- Interactive map of Venigandla
- Venigandla Location in Andhra Pradesh, India
- Coordinates: 16°21′05″N 80°28′08″E﻿ / ﻿16.3514072°N 80.4689955°E
- Country: India
- State: Andhra Pradesh
- District: Guntur
- Mandal: Pedakakani

Government
- • Type: Panchayati raj
- • Body: Venigandla gram panchayat

Area
- • Total: 1,399 ha (3,460 acres)

Population (2011)
- • Total: 7,062
- • Density: 504.8/km^{2} (1,307/sq mi)

Languages
- • Official: Telugu
- Time zone: UTC+5:30 (IST)
- PIN: 522509
- Area code: +91–863
- Vehicle registration: AP

= Venigandla =

Venigandla is a village in the Guntur district of the Indian state of Andhra Pradesh. It is located in Pedakakani mandal of Guntur revenue division.

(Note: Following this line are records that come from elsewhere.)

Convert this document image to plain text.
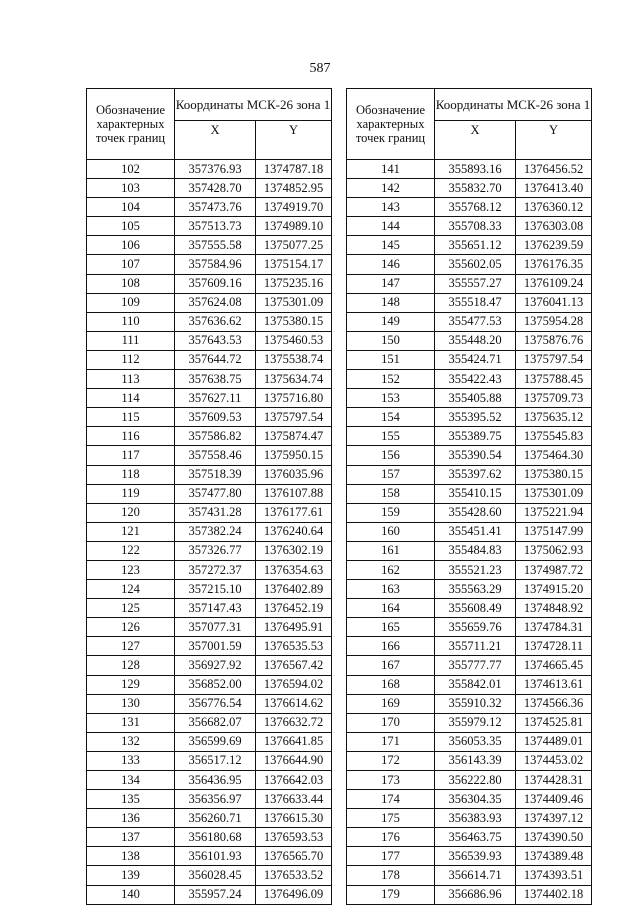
587
Обозначение характерных точек границ	Координаты МСК-26 зона 1	
	X	Y
102	357376.93	1374787.18
103	357428.70	1374852.95
104	357473.76	1374919.70
105	357513.73	1374989.10
106	357555.58	1375077.25
107	357584.96	1375154.17
108	357609.16	1375235.16
109	357624.08	1375301.09
110	357636.62	1375380.15
111	357643.53	1375460.53
112	357644.72	1375538.74
113	357638.75	1375634.74
114	357627.11	1375716.80
115	357609.53	1375797.54
116	357586.82	1375874.47
117	357558.46	1375950.15
118	357518.39	1376035.96
119	357477.80	1376107.88
120	357431.28	1376177.61
121	357382.24	1376240.64
122	357326.77	1376302.19
123	357272.37	1376354.63
124	357215.10	1376402.89
125	357147.43	1376452.19
126	357077.31	1376495.91
127	357001.59	1376535.53
128	356927.92	1376567.42
129	356852.00	1376594.02
130	356776.54	1376614.62
131	356682.07	1376632.72
132	356599.69	1376641.85
133	356517.12	1376644.90
134	356436.95	1376642.03
135	356356.97	1376633.44
136	356260.71	1376615.30
137	356180.68	1376593.53
138	356101.93	1376565.70
139	356028.45	1376533.52
140	355957.24	1376496.09
Обозначение характерных точек границ	Координаты МСК-26 зона 1	
	X	Y
141	355893.16	1376456.52
142	355832.70	1376413.40
143	355768.12	1376360.12
144	355708.33	1376303.08
145	355651.12	1376239.59
146	355602.05	1376176.35
147	355557.27	1376109.24
148	355518.47	1376041.13
149	355477.53	1375954.28
150	355448.20	1375876.76
151	355424.71	1375797.54
152	355422.43	1375788.45
153	355405.88	1375709.73
154	355395.52	1375635.12
155	355389.75	1375545.83
156	355390.54	1375464.30
157	355397.62	1375380.15
158	355410.15	1375301.09
159	355428.60	1375221.94
160	355451.41	1375147.99
161	355484.83	1375062.93
162	355521.23	1374987.72
163	355563.29	1374915.20
164	355608.49	1374848.92
165	355659.76	1374784.31
166	355711.21	1374728.11
167	355777.77	1374665.45
168	355842.01	1374613.61
169	355910.32	1374566.36
170	355979.12	1374525.81
171	356053.35	1374489.01
172	356143.39	1374453.02
173	356222.80	1374428.31
174	356304.35	1374409.46
175	356383.93	1374397.12
176	356463.75	1374390.50
177	356539.93	1374389.48
178	356614.71	1374393.51
179	356686.96	1374402.18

== Government and politics ==

Venigandla gram panchayat is the local self-government of the village. It is divided into wards and each ward is represented by a ward member. The ward members are headed by a Sarpanch. The village forms a part of Andhra Pradesh Capital Region and is under the jurisdiction of APCRDA.

== Education ==

As per the school information report for the academic year 2018–19, the village has a total of 7 schools. These include one private, one other type and 5 Zilla Parishad/Mandal Parishad schools.